I'm always surprised by which games end up being discussed in terms of their politics and which don't. Of course, the level of political education in the games scene is shockingly low, but one of the stranger side effects is that extremely political content is sometimes not even parsed as such!
Two good examples in recent years - from entirely different ends of the indie/AAA spectrum - are Cargo Commander and Borderlands 2, both of which do a lot of things that I find fascinating and well-executed. So I wonder... is there anything else that I've missed? What games is games journalism not telling me about?
I wonder about Cart Life sometimes. I know it wasn't intended with a political dimension, but it certainly has one. Most people seem to think of it as depressing. There's less attention paid to where it's theme comes from: the real lives of the poor.
It's not really come up in any discussions of The Wolf Among Us I've yet seen, although in fairness we're only two episodes in as yet. But there's already a lot to take from it about immigrant communities, political corruption, class divides and urban poverty. It just remains to be seen whether any of this is there to make a political point or because it's what one expects from a gritty noir-inspired crime thriller.
Batman continues to beat up poor people in all his games, too. Well, occasionally he beats up a rich person too. The latter get to have names!

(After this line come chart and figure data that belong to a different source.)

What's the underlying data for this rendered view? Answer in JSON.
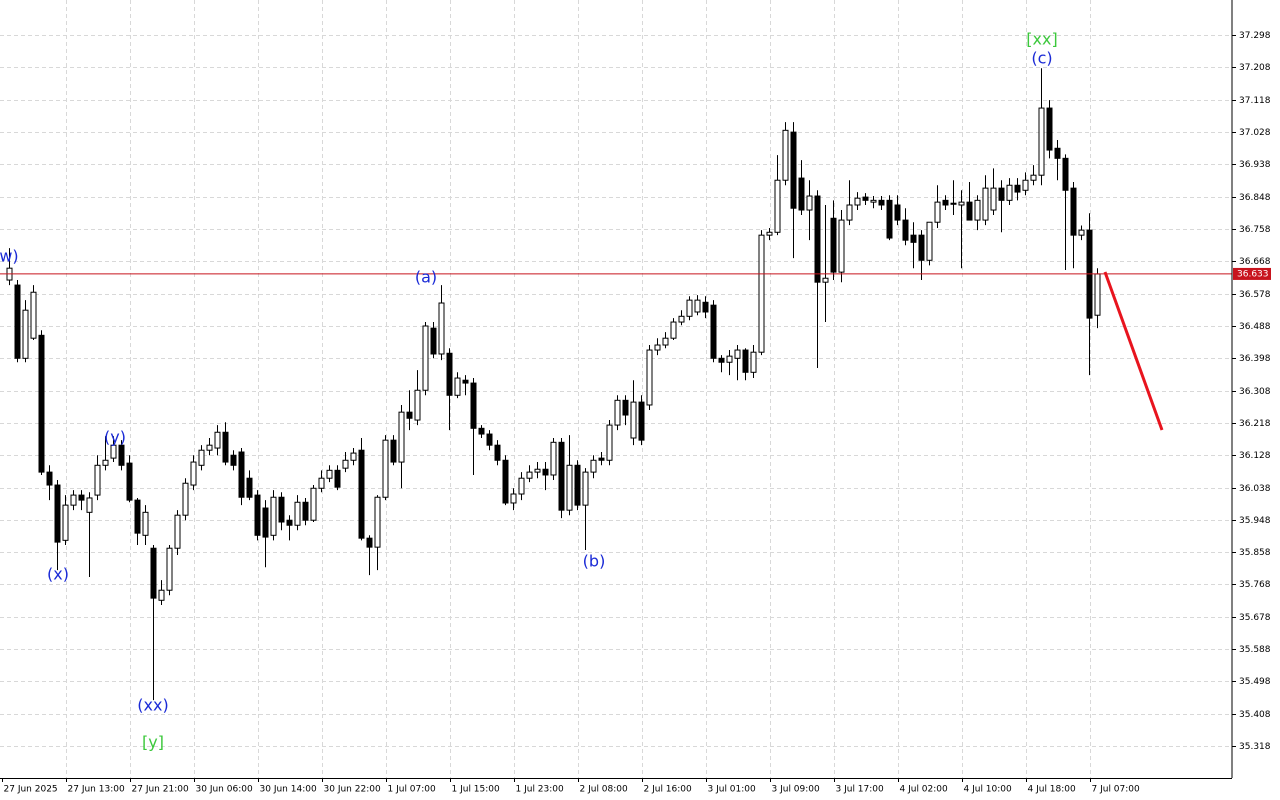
{
  "chart_data": {
    "type": "candlestick",
    "x": [
      "27 Jun 2025",
      null,
      null,
      null,
      null,
      null,
      null,
      null,
      "27 Jun 13:00",
      null,
      null,
      null,
      null,
      null,
      null,
      null,
      "27 Jun 21:00",
      null,
      null,
      null,
      null,
      null,
      null,
      null,
      "30 Jun 06:00",
      null,
      null,
      null,
      null,
      null,
      null,
      null,
      "30 Jun 14:00",
      null,
      null,
      null,
      null,
      null,
      null,
      null,
      "30 Jun 22:00",
      null,
      null,
      null,
      null,
      null,
      null,
      null,
      "1 Jul 07:00",
      null,
      null,
      null,
      null,
      null,
      null,
      null,
      "1 Jul 15:00",
      null,
      null,
      null,
      null,
      null,
      null,
      null,
      "1 Jul 23:00",
      null,
      null,
      null,
      null,
      null,
      null,
      null,
      "2 Jul 08:00",
      null,
      null,
      null,
      null,
      null,
      null,
      null,
      "2 Jul 16:00",
      null,
      null,
      null,
      null,
      null,
      null,
      null,
      "3 Jul 01:00",
      null,
      null,
      null,
      null,
      null,
      null,
      null,
      "3 Jul 09:00",
      null,
      null,
      null,
      null,
      null,
      null,
      null,
      "3 Jul 17:00",
      null,
      null,
      null,
      null,
      null,
      null,
      null,
      "4 Jul 02:00",
      null,
      null,
      null,
      null,
      null,
      null,
      null,
      "4 Jul 10:00",
      null,
      null,
      null,
      null,
      null,
      null,
      null,
      "4 Jul 18:00",
      null,
      null,
      null,
      null,
      null,
      null,
      null,
      "7 Jul 07:00"
    ],
    "candles": [
      [
        36.616,
        36.705,
        36.602,
        36.649
      ],
      [
        36.602,
        36.616,
        36.387,
        36.398
      ],
      [
        36.398,
        36.56,
        36.387,
        36.532
      ],
      [
        36.454,
        36.602,
        36.449,
        36.582
      ],
      [
        36.462,
        36.476,
        36.073,
        36.081
      ],
      [
        36.081,
        36.1,
        36.003,
        36.045
      ],
      [
        36.045,
        36.059,
        35.808,
        35.886
      ],
      [
        35.891,
        36.017,
        35.878,
        35.989
      ],
      [
        35.989,
        36.031,
        35.975,
        36.017
      ],
      [
        36.017,
        36.031,
        35.975,
        36.003
      ],
      [
        35.969,
        36.025,
        35.789,
        36.009
      ],
      [
        36.017,
        36.128,
        36.003,
        36.1
      ],
      [
        36.1,
        36.181,
        36.086,
        36.114
      ],
      [
        36.12,
        36.181,
        36.109,
        36.156
      ],
      [
        36.156,
        36.17,
        36.086,
        36.1
      ],
      [
        36.106,
        36.128,
        35.997,
        36.003
      ],
      [
        36.003,
        36.009,
        35.878,
        35.911
      ],
      [
        35.905,
        35.989,
        35.878,
        35.969
      ],
      [
        35.869,
        35.878,
        35.446,
        35.73
      ],
      [
        35.724,
        35.78,
        35.711,
        35.752
      ],
      [
        35.752,
        35.878,
        35.738,
        35.869
      ],
      [
        35.869,
        35.975,
        35.85,
        35.961
      ],
      [
        35.961,
        36.064,
        35.947,
        36.05
      ],
      [
        36.045,
        36.128,
        36.031,
        36.109
      ],
      [
        36.1,
        36.156,
        36.086,
        36.142
      ],
      [
        36.142,
        36.176,
        36.128,
        36.156
      ],
      [
        36.148,
        36.212,
        36.128,
        36.192
      ],
      [
        36.192,
        36.22,
        36.1,
        36.109
      ],
      [
        36.128,
        36.142,
        36.086,
        36.1
      ],
      [
        36.137,
        36.148,
        35.989,
        36.011
      ],
      [
        36.064,
        36.086,
        36.003,
        36.011
      ],
      [
        36.017,
        36.031,
        35.891,
        35.905
      ],
      [
        35.981,
        36.003,
        35.816,
        35.9
      ],
      [
        35.905,
        36.031,
        35.891,
        36.011
      ],
      [
        36.011,
        36.025,
        35.919,
        35.942
      ],
      [
        35.947,
        35.961,
        35.891,
        35.933
      ],
      [
        35.933,
        36.017,
        35.919,
        35.997
      ],
      [
        35.997,
        36.009,
        35.933,
        35.947
      ],
      [
        35.947,
        36.045,
        35.942,
        36.036
      ],
      [
        36.036,
        36.086,
        36.025,
        36.064
      ],
      [
        36.064,
        36.1,
        36.053,
        36.086
      ],
      [
        36.086,
        36.1,
        36.031,
        36.039
      ],
      [
        36.092,
        36.137,
        36.081,
        36.114
      ],
      [
        36.114,
        36.148,
        36.1,
        36.134
      ],
      [
        36.142,
        36.176,
        35.891,
        35.897
      ],
      [
        35.897,
        35.905,
        35.794,
        35.872
      ],
      [
        35.872,
        36.017,
        35.808,
        36.011
      ],
      [
        36.011,
        36.184,
        36.003,
        36.17
      ],
      [
        36.17,
        36.184,
        36.1,
        36.109
      ],
      [
        36.109,
        36.268,
        36.036,
        36.248
      ],
      [
        36.248,
        36.309,
        36.198,
        36.231
      ],
      [
        36.226,
        36.365,
        36.212,
        36.309
      ],
      [
        36.309,
        36.499,
        36.295,
        36.488
      ],
      [
        36.482,
        36.499,
        36.398,
        36.41
      ],
      [
        36.41,
        36.602,
        36.393,
        36.552
      ],
      [
        36.412,
        36.426,
        36.198,
        36.295
      ],
      [
        36.295,
        36.359,
        36.287,
        36.343
      ],
      [
        36.337,
        36.351,
        36.295,
        36.329
      ],
      [
        36.329,
        36.343,
        36.073,
        36.203
      ],
      [
        36.203,
        36.212,
        36.176,
        36.187
      ],
      [
        36.187,
        36.198,
        36.142,
        36.156
      ],
      [
        36.156,
        36.17,
        36.1,
        36.114
      ],
      [
        36.114,
        36.128,
        35.989,
        35.995
      ],
      [
        35.995,
        36.036,
        35.975,
        36.02
      ],
      [
        36.02,
        36.081,
        36.003,
        36.064
      ],
      [
        36.064,
        36.1,
        36.053,
        36.081
      ],
      [
        36.081,
        36.109,
        36.064,
        36.089
      ],
      [
        36.089,
        36.109,
        36.031,
        36.073
      ],
      [
        36.073,
        36.176,
        36.059,
        36.164
      ],
      [
        36.164,
        36.176,
        35.953,
        35.975
      ],
      [
        35.975,
        36.184,
        35.961,
        36.1
      ],
      [
        36.1,
        36.114,
        35.975,
        35.989
      ],
      [
        35.989,
        36.092,
        35.864,
        36.081
      ],
      [
        36.081,
        36.128,
        36.064,
        36.114
      ],
      [
        36.12,
        36.137,
        36.1,
        36.114
      ],
      [
        36.114,
        36.226,
        36.1,
        36.212
      ],
      [
        36.212,
        36.295,
        36.198,
        36.281
      ],
      [
        36.281,
        36.295,
        36.212,
        36.24
      ],
      [
        36.176,
        36.337,
        36.156,
        36.276
      ],
      [
        36.276,
        36.295,
        36.156,
        36.17
      ],
      [
        36.268,
        36.435,
        36.254,
        36.421
      ],
      [
        36.421,
        36.454,
        36.407,
        36.435
      ],
      [
        36.435,
        36.471,
        36.426,
        36.454
      ],
      [
        36.454,
        36.51,
        36.449,
        36.499
      ],
      [
        36.499,
        36.532,
        36.49,
        36.515
      ],
      [
        36.515,
        36.571,
        36.504,
        36.56
      ],
      [
        36.527,
        36.574,
        36.518,
        36.56
      ],
      [
        36.554,
        36.571,
        36.51,
        36.527
      ],
      [
        36.546,
        36.56,
        36.387,
        36.398
      ],
      [
        36.398,
        36.407,
        36.359,
        36.387
      ],
      [
        36.387,
        36.421,
        36.351,
        36.404
      ],
      [
        36.398,
        36.435,
        36.337,
        36.421
      ],
      [
        36.421,
        36.426,
        36.337,
        36.359
      ],
      [
        36.359,
        36.435,
        36.343,
        36.415
      ],
      [
        36.415,
        36.755,
        36.407,
        36.741
      ],
      [
        36.741,
        36.761,
        36.727,
        36.749
      ],
      [
        36.749,
        36.964,
        36.741,
        36.894
      ],
      [
        36.894,
        37.056,
        36.88,
        37.033
      ],
      [
        37.028,
        37.056,
        36.677,
        36.816
      ],
      [
        36.9,
        36.95,
        36.797,
        36.811
      ],
      [
        36.811,
        36.894,
        36.727,
        36.85
      ],
      [
        36.85,
        36.866,
        36.371,
        36.61
      ],
      [
        36.61,
        36.825,
        36.499,
        36.621
      ],
      [
        36.788,
        36.838,
        36.616,
        36.638
      ],
      [
        36.638,
        36.811,
        36.61,
        36.783
      ],
      [
        36.783,
        36.894,
        36.769,
        36.825
      ],
      [
        36.825,
        36.861,
        36.811,
        36.844
      ],
      [
        36.847,
        36.858,
        36.825,
        36.838
      ],
      [
        36.833,
        36.85,
        36.816,
        36.838
      ],
      [
        36.838,
        36.85,
        36.811,
        36.825
      ],
      [
        36.838,
        36.852,
        36.727,
        36.733
      ],
      [
        36.825,
        36.852,
        36.769,
        36.783
      ],
      [
        36.783,
        36.816,
        36.713,
        36.727
      ],
      [
        36.741,
        36.777,
        36.649,
        36.721
      ],
      [
        36.741,
        36.755,
        36.616,
        36.671
      ],
      [
        36.671,
        36.777,
        36.657,
        36.777
      ],
      [
        36.777,
        36.88,
        36.761,
        36.833
      ],
      [
        36.838,
        36.852,
        36.811,
        36.825
      ],
      [
        36.83,
        36.894,
        36.797,
        36.827
      ],
      [
        36.825,
        36.866,
        36.649,
        36.833
      ],
      [
        36.833,
        36.889,
        36.783,
        36.783
      ],
      [
        36.783,
        36.852,
        36.755,
        36.838
      ],
      [
        36.783,
        36.908,
        36.769,
        36.872
      ],
      [
        36.811,
        36.927,
        36.797,
        36.872
      ],
      [
        36.872,
        36.894,
        36.749,
        36.838
      ],
      [
        36.838,
        36.9,
        36.825,
        36.88
      ],
      [
        36.88,
        36.9,
        36.838,
        36.861
      ],
      [
        36.866,
        36.916,
        36.852,
        36.894
      ],
      [
        36.894,
        36.936,
        36.88,
        36.908
      ],
      [
        36.908,
        37.206,
        36.88,
        37.095
      ],
      [
        37.095,
        37.117,
        36.955,
        36.978
      ],
      [
        36.983,
        37.006,
        36.894,
        36.955
      ],
      [
        36.955,
        36.966,
        36.644,
        36.866
      ],
      [
        36.872,
        36.889,
        36.649,
        36.741
      ],
      [
        36.741,
        36.768,
        36.727,
        36.755
      ],
      [
        36.755,
        36.802,
        36.351,
        36.51
      ],
      [
        36.518,
        36.649,
        36.482,
        36.633
      ]
    ],
    "ylim": [
      35.229,
      37.396
    ],
    "yticks": [
      35.318,
      35.408,
      35.498,
      35.588,
      35.678,
      35.768,
      35.858,
      35.948,
      36.038,
      36.128,
      36.218,
      36.308,
      36.398,
      36.488,
      36.578,
      36.668,
      36.758,
      36.848,
      36.938,
      37.028,
      37.118,
      37.208,
      37.298
    ],
    "grid": true,
    "up_color": "#ffffff",
    "down_color": "#000000",
    "current_price": 36.633,
    "current_price_color": "#c8141e",
    "annotations": [
      {
        "text": "w)",
        "color": "#1a2ad6"
      },
      {
        "text": "(x)",
        "color": "#1a2ad6"
      },
      {
        "text": "(y)",
        "color": "#1a2ad6"
      },
      {
        "text": "(xx)",
        "color": "#1a2ad6"
      },
      {
        "text": "[y]",
        "color": "#3cc83c"
      },
      {
        "text": "(a)",
        "color": "#1a2ad6"
      },
      {
        "text": "(b)",
        "color": "#1a2ad6"
      },
      {
        "text": "(c)",
        "color": "#1a2ad6"
      },
      {
        "text": "[xx]",
        "color": "#3cc83c"
      }
    ]
  }
}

I wrote an essay last year about how Age of Empires II is inherently capitalist. Here's an extract - past-me can put it better than present-me:
"The society represented by AoK is not the medieval society it presents itself as. It might have knights, kings and workers, but these elements interact differently from their historical counterparts. Instead, it presents an allegory of capitalism, and although the model is not a perfect representation of a capitalistic market – there are no wages, for example – the implicit capitalist dynamics of the game are clear."
I basically found it weird that AoE2 and AoE (not to mention many other strategy games) use the same mechanics to model widely different historical eras. Ancient Greece and the Middle Ages were very different but are modelled identically. I came up with the idea that buying, allocating and upgrading these completely obedient workers was, ironically, a much better model for present-day labour than for medieval labour (albeit in a vastly simplified way).
See also, any management game ever. The implicit rules of the game dictate what sort of politics it generates. For example, picture a city management game designed by Ayn Rand. Now picture a similar game designed by Marx. They would be very different.